Mais, quand même il obtiendrait ainsi qu’elle partit, sa présence en serait-elle mieux expliquée ? S’il restait un doute dans l’esprit de Marianne, tout serait détruit aussi bien que par un aveu. Une inspiration Jui vint, qu’il saisit au vol. Dominant ses nerfs par un violent effort, et reprenant sa voix naturelle :

— Eh bien non, mademoiselle, Pierre n’est pas rentré. Je n’ai pas pu lui faire votre commission ; mais il sera chez lui dans une heure sûrement, et alors vous pourrez le voir…

Il parlait ainsi d’une voix presque douce, quasi-miséricordieuse, et en même temps ses yeux, chargés de haine et de colère, disaient à Fauvette :

— Prends garde, misérable fille, de ne pas me démentir, si tu veux ton pardon ! si tu ne veux pas ma haine éternelle, si tu ne veux pas connaitre les fureurs de ma vengeance !

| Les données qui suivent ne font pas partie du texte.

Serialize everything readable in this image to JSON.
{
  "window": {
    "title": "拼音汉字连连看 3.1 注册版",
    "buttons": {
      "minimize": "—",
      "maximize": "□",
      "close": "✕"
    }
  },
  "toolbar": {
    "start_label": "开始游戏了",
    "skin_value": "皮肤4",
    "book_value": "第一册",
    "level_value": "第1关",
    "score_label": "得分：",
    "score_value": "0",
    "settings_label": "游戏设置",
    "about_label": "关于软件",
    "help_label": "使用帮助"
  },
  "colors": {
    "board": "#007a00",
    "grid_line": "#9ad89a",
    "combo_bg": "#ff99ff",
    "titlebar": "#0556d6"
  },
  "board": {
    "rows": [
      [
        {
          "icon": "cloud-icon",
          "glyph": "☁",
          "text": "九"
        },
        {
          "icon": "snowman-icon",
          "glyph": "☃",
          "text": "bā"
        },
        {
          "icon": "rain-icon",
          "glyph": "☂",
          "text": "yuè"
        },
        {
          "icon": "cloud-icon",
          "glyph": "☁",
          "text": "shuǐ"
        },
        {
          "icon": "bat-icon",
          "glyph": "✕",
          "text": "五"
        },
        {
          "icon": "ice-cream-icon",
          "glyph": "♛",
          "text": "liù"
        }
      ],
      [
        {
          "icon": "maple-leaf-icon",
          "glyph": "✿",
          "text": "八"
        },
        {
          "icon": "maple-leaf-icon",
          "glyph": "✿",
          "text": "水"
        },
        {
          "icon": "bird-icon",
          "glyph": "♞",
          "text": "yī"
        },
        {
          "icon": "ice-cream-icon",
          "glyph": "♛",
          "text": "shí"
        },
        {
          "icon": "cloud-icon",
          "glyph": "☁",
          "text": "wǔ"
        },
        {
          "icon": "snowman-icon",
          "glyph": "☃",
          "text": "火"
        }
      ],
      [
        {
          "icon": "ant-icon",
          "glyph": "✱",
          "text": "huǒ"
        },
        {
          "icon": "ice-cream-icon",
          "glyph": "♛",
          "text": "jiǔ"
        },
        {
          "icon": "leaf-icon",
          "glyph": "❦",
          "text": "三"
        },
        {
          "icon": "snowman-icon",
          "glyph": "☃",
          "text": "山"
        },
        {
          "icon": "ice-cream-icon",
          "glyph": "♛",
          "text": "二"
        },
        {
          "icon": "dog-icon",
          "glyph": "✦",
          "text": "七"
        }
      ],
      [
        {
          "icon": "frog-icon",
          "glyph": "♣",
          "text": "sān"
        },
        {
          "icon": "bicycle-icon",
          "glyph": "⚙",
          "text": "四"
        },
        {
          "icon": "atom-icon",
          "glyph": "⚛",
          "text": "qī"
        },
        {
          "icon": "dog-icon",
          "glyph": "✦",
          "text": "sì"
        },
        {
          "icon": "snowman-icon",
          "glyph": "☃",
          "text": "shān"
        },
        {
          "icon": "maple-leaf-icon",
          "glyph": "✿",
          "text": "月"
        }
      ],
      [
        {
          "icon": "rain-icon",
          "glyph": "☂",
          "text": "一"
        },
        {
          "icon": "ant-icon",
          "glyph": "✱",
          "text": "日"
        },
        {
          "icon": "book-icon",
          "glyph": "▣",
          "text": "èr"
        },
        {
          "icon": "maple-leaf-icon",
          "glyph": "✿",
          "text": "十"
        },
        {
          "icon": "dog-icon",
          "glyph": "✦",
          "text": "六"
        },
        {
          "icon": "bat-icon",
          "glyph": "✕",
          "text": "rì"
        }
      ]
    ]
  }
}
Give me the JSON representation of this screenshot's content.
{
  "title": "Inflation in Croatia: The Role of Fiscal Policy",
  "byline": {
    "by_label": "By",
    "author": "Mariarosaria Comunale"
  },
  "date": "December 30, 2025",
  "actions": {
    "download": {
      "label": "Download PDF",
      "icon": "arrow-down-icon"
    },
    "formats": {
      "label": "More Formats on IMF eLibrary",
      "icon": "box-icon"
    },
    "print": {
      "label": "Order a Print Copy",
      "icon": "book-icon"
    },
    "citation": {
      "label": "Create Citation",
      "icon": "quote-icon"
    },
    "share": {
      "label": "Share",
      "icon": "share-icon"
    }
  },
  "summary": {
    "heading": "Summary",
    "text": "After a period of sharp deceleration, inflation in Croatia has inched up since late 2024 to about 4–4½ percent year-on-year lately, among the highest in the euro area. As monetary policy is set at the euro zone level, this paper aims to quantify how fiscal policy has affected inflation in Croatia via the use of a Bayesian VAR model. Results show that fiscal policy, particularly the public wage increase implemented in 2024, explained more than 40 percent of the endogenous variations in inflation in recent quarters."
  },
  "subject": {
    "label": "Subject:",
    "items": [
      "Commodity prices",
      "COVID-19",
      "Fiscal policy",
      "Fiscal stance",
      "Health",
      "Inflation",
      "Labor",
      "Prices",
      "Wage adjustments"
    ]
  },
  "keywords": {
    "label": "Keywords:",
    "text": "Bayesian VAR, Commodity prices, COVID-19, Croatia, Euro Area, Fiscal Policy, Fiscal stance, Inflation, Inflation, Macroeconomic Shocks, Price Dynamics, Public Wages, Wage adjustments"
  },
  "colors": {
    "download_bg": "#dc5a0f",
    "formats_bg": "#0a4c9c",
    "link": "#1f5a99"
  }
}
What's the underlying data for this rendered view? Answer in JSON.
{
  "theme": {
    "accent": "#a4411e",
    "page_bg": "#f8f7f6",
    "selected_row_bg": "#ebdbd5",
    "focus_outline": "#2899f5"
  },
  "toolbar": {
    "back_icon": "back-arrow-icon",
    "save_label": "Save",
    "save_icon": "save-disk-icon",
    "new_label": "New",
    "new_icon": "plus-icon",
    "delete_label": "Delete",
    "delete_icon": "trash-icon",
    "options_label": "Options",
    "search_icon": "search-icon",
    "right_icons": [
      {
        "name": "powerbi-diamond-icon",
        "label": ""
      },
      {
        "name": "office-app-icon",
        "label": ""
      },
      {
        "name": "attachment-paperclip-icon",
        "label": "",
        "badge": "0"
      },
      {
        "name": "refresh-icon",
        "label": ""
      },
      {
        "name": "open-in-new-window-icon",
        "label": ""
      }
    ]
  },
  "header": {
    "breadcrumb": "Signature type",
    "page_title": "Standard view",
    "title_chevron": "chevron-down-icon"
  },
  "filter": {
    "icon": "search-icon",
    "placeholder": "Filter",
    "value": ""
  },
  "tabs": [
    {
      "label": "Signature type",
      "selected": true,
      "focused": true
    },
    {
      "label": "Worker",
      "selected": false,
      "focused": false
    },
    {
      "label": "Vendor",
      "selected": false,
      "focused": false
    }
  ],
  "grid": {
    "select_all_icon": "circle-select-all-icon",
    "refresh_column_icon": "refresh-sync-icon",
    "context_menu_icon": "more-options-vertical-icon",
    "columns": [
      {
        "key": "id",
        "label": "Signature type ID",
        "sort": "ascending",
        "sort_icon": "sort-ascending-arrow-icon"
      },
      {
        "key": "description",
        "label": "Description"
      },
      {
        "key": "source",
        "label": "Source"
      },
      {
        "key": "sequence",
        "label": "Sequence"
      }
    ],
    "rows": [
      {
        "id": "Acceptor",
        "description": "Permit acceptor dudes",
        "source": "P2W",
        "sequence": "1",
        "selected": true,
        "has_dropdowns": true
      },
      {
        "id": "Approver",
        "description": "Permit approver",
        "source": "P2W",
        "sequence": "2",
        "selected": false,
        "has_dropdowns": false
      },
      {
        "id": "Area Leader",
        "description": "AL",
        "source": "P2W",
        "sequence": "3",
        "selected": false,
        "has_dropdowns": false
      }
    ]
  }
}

— Ah ! dit la jeune fille en portant la main à son cœur.

Toutefois elle ne s’en allait pas, et ses regards se croisaient avec ceux de Marianne. Allait-il brusquement fermer la porte sur elle ? Mais elle resterait peut-être derrière cette porte 7 elle entendrait les explications qu’il serait obligé de fournir à Marianne, et, dans un élan de colère, elle pouvait les démentir ; revenue de cette terreur par laquelle il la domptait pour ainsi dire, elle pouvait se raviser, reprendre la pensée qui l’avait amenée là, achever l’œuvre de sa jalousie. Un mot pouvait tout perdre, et le chemin était long de la porte à la rue dans les trois étages de l’escalier, Albert reprit :

— Vous n’avez donc pas de clef aujourd’hui ? Qu’à cela ne tienne, et si vous voulez attendre Pierre, je vais vous faire entrer par le chemin que vous connaissez.

Il obliqua, sans la quitter du regard, vers la commode, qu’il retira brusquement, et, retournant vers Fauvette, la prit par la main.

— Venez lui dit-il tout haut. Et bas : Je reviens, je te dirai tout !

Pâle, fascinée, frémissante, elle obéit et disparut dans la chambre de Pierre.

Albert alors se hâta de revenir près de Marianne.

— Mille pardon lui dit-il à demi-voix avec expression, nous ne pouvons plus causer ici ; venez, chère amie…

Mais elle semblait ne pas l’entendre. Les yeux fixes, la main tremblante, elle restait immobile à sa place. Il fut épouvanté de la voir ainsi. Avait-elle percé le mensonge ?… Cependant elle se laissa entrainer par lui. Il tira sa porte, sans la fermer à clef ; mais elle ne prenait garde à rien. Ils descendirent l’escalier sans dire un mot. Quand ils furent dans la rue :

— Voulez-vous une voiture chère Marianne.

— Oh ! oui, répondit-elle.

Et à peine y fut-elle montée qu’elle se jeta au fond en sanglotant.

— Cette fois tout est fini, pensait Albert.

Pourtant il eut l’audace de toucher la main de la jeune fille en lui disant d’une voix suppliante :

— Marianne !

Il s’attendait à une explosion : à son grand étonnement, sa main ne fut pas repoussée ; elle la prit au contraire, et la serra fortement. Puis tout à coup :

— Albert, faites marcher doucement, je vous prie. Je ne voudrais pas arriver ainsi, et je ne puis… Oh ! cette déception est trop affreuse !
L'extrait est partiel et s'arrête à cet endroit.